SIMON Chenery is a very lucky young man, although he might not agree at this very moment.

I'm sure there are also many other 18-year-olds with an inability to accept their own limitations who would disagree, having seen his mother give him up to police after he burgled her home.

But to have a warning shot across your bows before it's too late is as good as it's going to get for Simon.

Tough love it may be, but any parent who has suffered the kind of mistrust, lies and deceit that his mother has experienced would rightly feel that she deserves a pat on the back and not criticism.

Of course, Simon Chenery is not the only teenager currently making his parents' lives very difficult indeed.

Without falling into the usual newspaper trap of wrongly demonising the majority of youngsters, there are enough parents out there whose children have no concept of conscience or regret to keep Relate busy for decades to come.

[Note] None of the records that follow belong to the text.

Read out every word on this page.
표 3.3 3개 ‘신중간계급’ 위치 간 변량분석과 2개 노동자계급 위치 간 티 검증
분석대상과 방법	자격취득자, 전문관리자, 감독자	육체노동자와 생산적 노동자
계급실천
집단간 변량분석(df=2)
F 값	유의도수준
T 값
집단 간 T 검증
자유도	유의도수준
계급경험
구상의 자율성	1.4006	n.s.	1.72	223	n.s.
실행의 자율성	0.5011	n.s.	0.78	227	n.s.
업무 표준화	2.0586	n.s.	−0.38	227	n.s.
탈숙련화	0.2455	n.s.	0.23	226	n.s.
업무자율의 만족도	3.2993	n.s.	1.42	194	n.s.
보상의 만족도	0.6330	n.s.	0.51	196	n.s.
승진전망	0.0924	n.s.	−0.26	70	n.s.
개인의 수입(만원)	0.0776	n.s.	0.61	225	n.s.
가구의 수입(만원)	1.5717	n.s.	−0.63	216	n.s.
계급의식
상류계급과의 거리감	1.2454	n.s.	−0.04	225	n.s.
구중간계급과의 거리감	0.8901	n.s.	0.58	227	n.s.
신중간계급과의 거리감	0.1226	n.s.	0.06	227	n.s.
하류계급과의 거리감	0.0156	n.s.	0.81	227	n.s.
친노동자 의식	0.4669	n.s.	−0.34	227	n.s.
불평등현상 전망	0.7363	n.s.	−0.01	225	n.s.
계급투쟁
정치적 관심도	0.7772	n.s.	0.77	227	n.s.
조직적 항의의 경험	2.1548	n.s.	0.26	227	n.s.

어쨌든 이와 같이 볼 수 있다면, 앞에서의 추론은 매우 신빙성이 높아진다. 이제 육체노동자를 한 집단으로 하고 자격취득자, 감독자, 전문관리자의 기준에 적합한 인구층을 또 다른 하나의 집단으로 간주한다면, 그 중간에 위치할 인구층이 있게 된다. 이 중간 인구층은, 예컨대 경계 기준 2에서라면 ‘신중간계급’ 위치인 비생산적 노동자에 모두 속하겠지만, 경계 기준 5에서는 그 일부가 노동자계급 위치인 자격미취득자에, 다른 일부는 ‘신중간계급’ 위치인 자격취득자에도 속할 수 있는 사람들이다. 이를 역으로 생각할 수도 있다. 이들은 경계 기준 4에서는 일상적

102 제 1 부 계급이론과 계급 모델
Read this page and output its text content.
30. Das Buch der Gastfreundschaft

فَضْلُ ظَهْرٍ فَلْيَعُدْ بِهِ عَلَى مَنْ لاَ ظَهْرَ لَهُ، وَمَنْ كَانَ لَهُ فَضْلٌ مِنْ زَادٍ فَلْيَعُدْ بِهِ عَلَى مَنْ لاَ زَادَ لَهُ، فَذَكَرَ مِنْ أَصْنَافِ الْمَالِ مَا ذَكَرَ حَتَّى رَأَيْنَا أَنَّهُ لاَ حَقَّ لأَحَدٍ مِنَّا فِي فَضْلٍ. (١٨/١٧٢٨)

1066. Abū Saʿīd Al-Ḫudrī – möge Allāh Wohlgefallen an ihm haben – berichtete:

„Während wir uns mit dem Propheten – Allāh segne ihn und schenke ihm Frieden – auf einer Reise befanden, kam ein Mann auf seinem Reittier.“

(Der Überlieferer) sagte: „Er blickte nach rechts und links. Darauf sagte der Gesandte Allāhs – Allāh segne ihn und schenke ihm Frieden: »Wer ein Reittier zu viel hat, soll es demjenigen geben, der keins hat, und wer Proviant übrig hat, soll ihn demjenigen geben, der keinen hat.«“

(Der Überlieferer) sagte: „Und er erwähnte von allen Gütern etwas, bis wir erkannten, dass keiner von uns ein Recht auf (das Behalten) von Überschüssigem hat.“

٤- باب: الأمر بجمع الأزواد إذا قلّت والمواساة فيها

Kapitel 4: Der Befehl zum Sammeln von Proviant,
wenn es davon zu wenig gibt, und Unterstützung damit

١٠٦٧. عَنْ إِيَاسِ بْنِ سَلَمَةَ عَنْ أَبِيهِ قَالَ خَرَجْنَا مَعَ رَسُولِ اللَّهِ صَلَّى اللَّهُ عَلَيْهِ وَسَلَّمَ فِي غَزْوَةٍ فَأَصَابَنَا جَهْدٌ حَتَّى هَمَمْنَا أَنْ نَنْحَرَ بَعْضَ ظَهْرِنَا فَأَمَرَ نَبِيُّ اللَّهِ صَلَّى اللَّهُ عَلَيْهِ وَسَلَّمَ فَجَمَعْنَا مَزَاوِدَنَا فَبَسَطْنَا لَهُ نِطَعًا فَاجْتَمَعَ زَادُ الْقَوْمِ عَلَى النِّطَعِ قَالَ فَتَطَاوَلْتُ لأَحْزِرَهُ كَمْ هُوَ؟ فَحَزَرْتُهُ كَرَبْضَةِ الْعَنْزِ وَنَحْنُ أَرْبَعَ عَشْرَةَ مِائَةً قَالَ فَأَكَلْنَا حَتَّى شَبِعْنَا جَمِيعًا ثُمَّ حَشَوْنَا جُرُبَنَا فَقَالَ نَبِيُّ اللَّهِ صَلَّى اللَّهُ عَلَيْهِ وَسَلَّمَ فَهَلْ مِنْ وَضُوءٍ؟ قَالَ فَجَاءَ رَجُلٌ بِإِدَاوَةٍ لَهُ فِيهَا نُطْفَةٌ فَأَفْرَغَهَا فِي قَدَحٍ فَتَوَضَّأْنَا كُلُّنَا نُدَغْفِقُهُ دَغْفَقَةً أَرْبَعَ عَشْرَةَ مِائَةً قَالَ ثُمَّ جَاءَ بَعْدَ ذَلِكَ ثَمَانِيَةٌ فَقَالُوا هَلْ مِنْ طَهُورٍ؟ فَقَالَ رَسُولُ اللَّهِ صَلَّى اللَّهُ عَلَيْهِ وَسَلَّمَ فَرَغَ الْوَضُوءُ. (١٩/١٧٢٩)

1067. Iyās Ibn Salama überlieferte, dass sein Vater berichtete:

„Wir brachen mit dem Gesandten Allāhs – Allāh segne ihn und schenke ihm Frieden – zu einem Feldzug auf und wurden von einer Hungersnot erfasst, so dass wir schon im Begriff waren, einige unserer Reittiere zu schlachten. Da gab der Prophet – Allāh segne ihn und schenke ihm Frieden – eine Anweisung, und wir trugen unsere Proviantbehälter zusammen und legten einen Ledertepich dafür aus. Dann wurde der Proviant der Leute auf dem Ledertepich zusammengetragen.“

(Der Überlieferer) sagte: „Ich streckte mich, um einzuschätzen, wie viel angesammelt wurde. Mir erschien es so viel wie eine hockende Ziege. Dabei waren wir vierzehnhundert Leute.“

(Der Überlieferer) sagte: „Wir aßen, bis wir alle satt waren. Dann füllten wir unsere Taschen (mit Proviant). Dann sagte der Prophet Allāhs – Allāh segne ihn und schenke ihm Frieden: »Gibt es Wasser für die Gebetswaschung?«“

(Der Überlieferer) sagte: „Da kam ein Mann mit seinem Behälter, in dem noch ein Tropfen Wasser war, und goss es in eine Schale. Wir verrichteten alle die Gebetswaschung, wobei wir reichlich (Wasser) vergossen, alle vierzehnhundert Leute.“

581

If Simon Chenery's friends think he is beyond help, then keep supplying him with drugs and alcohol and pressurising him to find more money, by foul means more than fair, to fuel his habits.

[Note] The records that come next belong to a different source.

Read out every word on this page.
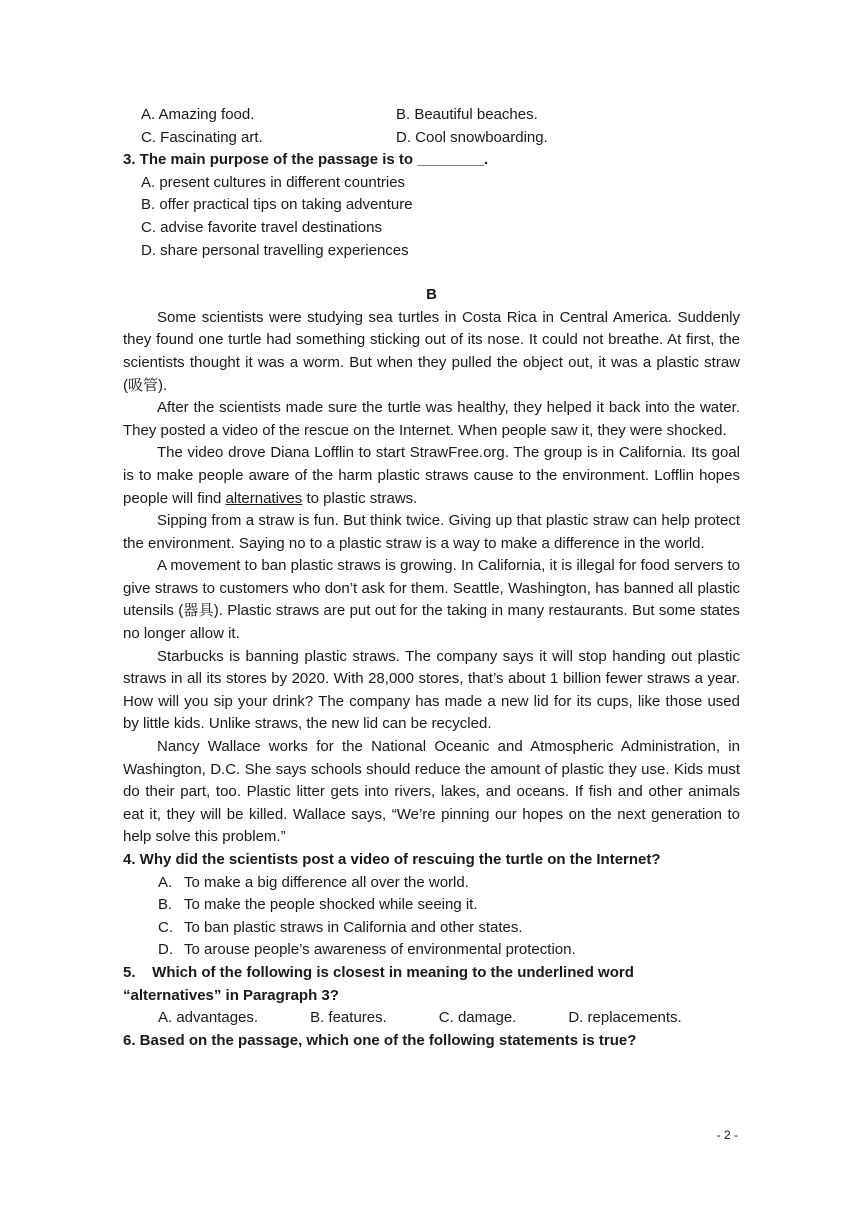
A. Amazing food.	B. Beautiful beaches.
C. Fascinating art.	D. Cool snowboarding.
3. The main purpose of the passage is to ________.
A. present cultures in different countries
B. offer practical tips on taking adventure
C. advise favorite travel destinations
D. share personal travelling experiences
B
Some scientists were studying sea turtles in Costa Rica in Central America. Suddenly they found one turtle had something sticking out of its nose. It could not breathe. At first, the scientists thought it was a worm. But when they pulled the object out, it was a plastic straw (吸管).
After the scientists made sure the turtle was healthy, they helped it back into the water. They posted a video of the rescue on the Internet. When people saw it, they were shocked.
The video drove Diana Lofflin to start StrawFree.org. The group is in California. Its goal is to make people aware of the harm plastic straws cause to the environment. Lofflin hopes people will find alternatives to plastic straws.
Sipping from a straw is fun. But think twice. Giving up that plastic straw can help protect the environment. Saying no to a plastic straw is a way to make a difference in the world.
A movement to ban plastic straws is growing. In California, it is illegal for food servers to give straws to customers who don’t ask for them. Seattle, Washington, has banned all plastic utensils (器具). Plastic straws are put out for the taking in many restaurants. But some states no longer allow it.
Starbucks is banning plastic straws. The company says it will stop handing out plastic straws in all its stores by 2020. With 28,000 stores, that’s about 1 billion fewer straws a year. How will you sip your drink? The company has made a new lid for its cups, like those used by little kids. Unlike straws, the new lid can be recycled.
Nancy Wallace works for the National Oceanic and Atmospheric Administration, in Washington, D.C. She says schools should reduce the amount of plastic they use. Kids must do their part, too. Plastic litter gets into rivers, lakes, and oceans. If fish and other animals eat it, they will be killed. Wallace says, “We’re pinning our hopes on the next generation to help solve this problem.”
4. Why did the scientists post a video of rescuing the turtle on the Internet?
A. To make a big difference all over the world.
B. To make the people shocked while seeing it.
C. To ban plastic straws in California and other states.
D. To arouse people’s awareness of environmental protection.
5.    Which of the following is closest in meaning to the underlined word
“alternatives” in Paragraph 3?
A. advantages.	B. features.	C. damage.	D. replacements.
6. Based on the passage, which one of the following statements is true?
- 2 -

But if those friends believe he is not beyond redemption, then they can help, not hinder, his progress.

For Simon himself, his community order and drug treatment could be the final chance before slipping down a dark slope that leads to nowhere.

The love of a mother takes many forms, but it is an unconditional love and you can only hope that one day, Simon will actually thank his mum for her actions.

They could well have saved his life.